Shares at the luxury fashion retailer rose by as much as 11 per cent to $87 (£67) today, which allowed the company to claw back a large chunk of its losses for the year.
Net income for Ralph Lauren’s first fiscal quarter ending July 1 totaled $59.5 million (£45.8 million), compared to a loss of $22.3 million (£17.1 million) during the same period last year.
However, revenue totaled $1.35 billion (£1.04 billion), down from $1.55 billion (£1.19 billion) but still better than predictions from stock market experts.
Same-store sales also fell seven per cent for the quarter, but this was also better than predictions of an 8.6 per cent decline.
Ralph Lauren said the revenue decline was driven by fewer price cuts and promotions, brand eliminations, less consumer demand, and pulling back 31 per cent of inventory from department stores.

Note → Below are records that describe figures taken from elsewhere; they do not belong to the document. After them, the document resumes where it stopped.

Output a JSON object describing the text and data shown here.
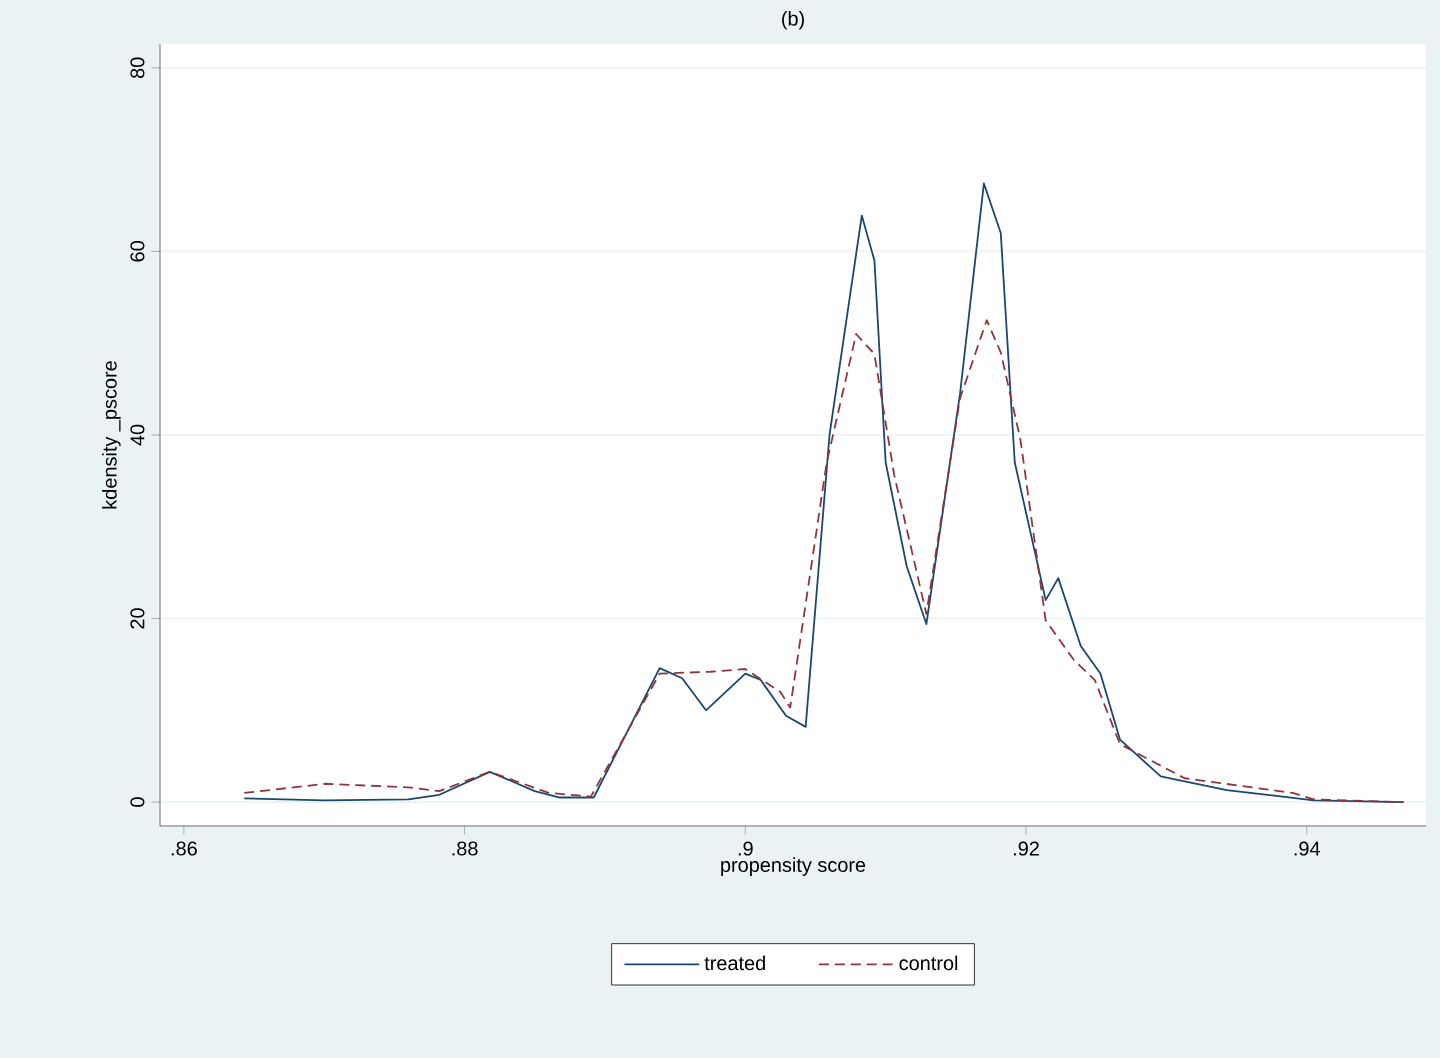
{
  "chart_data": {
    "type": "line",
    "title": "(b)",
    "xlabel": "propensity score",
    "ylabel": "kdensity _pscore",
    "xlim": [
      0.8583,
      0.9485
    ],
    "ylim": [
      -2.6,
      82.6
    ],
    "xticks": [
      {
        "value": 0.86,
        "label": ".86"
      },
      {
        "value": 0.88,
        "label": ".88"
      },
      {
        "value": 0.9,
        "label": ".9"
      },
      {
        "value": 0.92,
        "label": ".92"
      },
      {
        "value": 0.94,
        "label": ".94"
      }
    ],
    "yticks": [
      0,
      20,
      40,
      60,
      80
    ],
    "grid": "y",
    "legend": "bottom",
    "marker": "none",
    "series": [
      {
        "name": "treated",
        "color": "#1a476f",
        "line_style": "solid",
        "x": [
          0.8643,
          0.87,
          0.876,
          0.8782,
          0.8818,
          0.885,
          0.8868,
          0.8892,
          0.8939,
          0.8955,
          0.8972,
          0.9,
          0.9011,
          0.9029,
          0.9043,
          0.906,
          0.9083,
          0.9092,
          0.91,
          0.9115,
          0.9129,
          0.9153,
          0.917,
          0.9182,
          0.9192,
          0.9214,
          0.9223,
          0.9239,
          0.9253,
          0.9267,
          0.9296,
          0.9343,
          0.9405,
          0.9469
        ],
        "values": [
          0.4,
          0.2,
          0.3,
          0.8,
          3.3,
          1.2,
          0.5,
          0.5,
          14.6,
          13.5,
          10,
          14,
          13.3,
          9.4,
          8.2,
          40,
          63.9,
          59,
          37,
          25.7,
          19.4,
          44.5,
          67.4,
          62,
          37,
          22,
          24.4,
          17,
          14,
          6.8,
          2.8,
          1.3,
          0.2,
          0
        ]
      },
      {
        "name": "control",
        "color": "#90353b",
        "line_style": "dashed",
        "x": [
          0.8643,
          0.8701,
          0.876,
          0.8782,
          0.8818,
          0.886,
          0.889,
          0.8939,
          0.8975,
          0.9,
          0.9025,
          0.9032,
          0.9058,
          0.9079,
          0.9092,
          0.9106,
          0.9129,
          0.9153,
          0.9172,
          0.9182,
          0.9196,
          0.9214,
          0.9234,
          0.9249,
          0.9267,
          0.9313,
          0.939,
          0.9405,
          0.9469
        ],
        "values": [
          1,
          2.0,
          1.6,
          1.2,
          3.3,
          1,
          0.6,
          14,
          14.2,
          14.5,
          12,
          10.3,
          37,
          51,
          48.8,
          35.7,
          20.5,
          44,
          52.5,
          49,
          39.5,
          19.8,
          15.5,
          13.3,
          6.3,
          2.6,
          1,
          0.3,
          0
        ]
      }
    ]
  }
}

The company plans to pull back more inventory from 20 to 25 per cent of US department stores during the second half of the year, meaning its upcoming trading updates will also have further declines in revenue.
Louvet, who took over the helm May, is looking to build on the initiatives put in place by his predecessor Stefan Larsson.
“We are looking at these three buckets: our own sites, our wholesale.com and pure plays,” Reuters reported as Louvet saying in a post-earnings call.
Louvet added that Ralph Lauren was also actively looking to partner with the right online-only retailers.
“While we are addressing challenges in our business, we have significant opportunity ahead and we‘re moving forward with urgency,” he said in press statement.
“We are continuing to build a strong foundation for future growth, as evidenced by our progress this quarter on the key elements of the Way Forward plan.”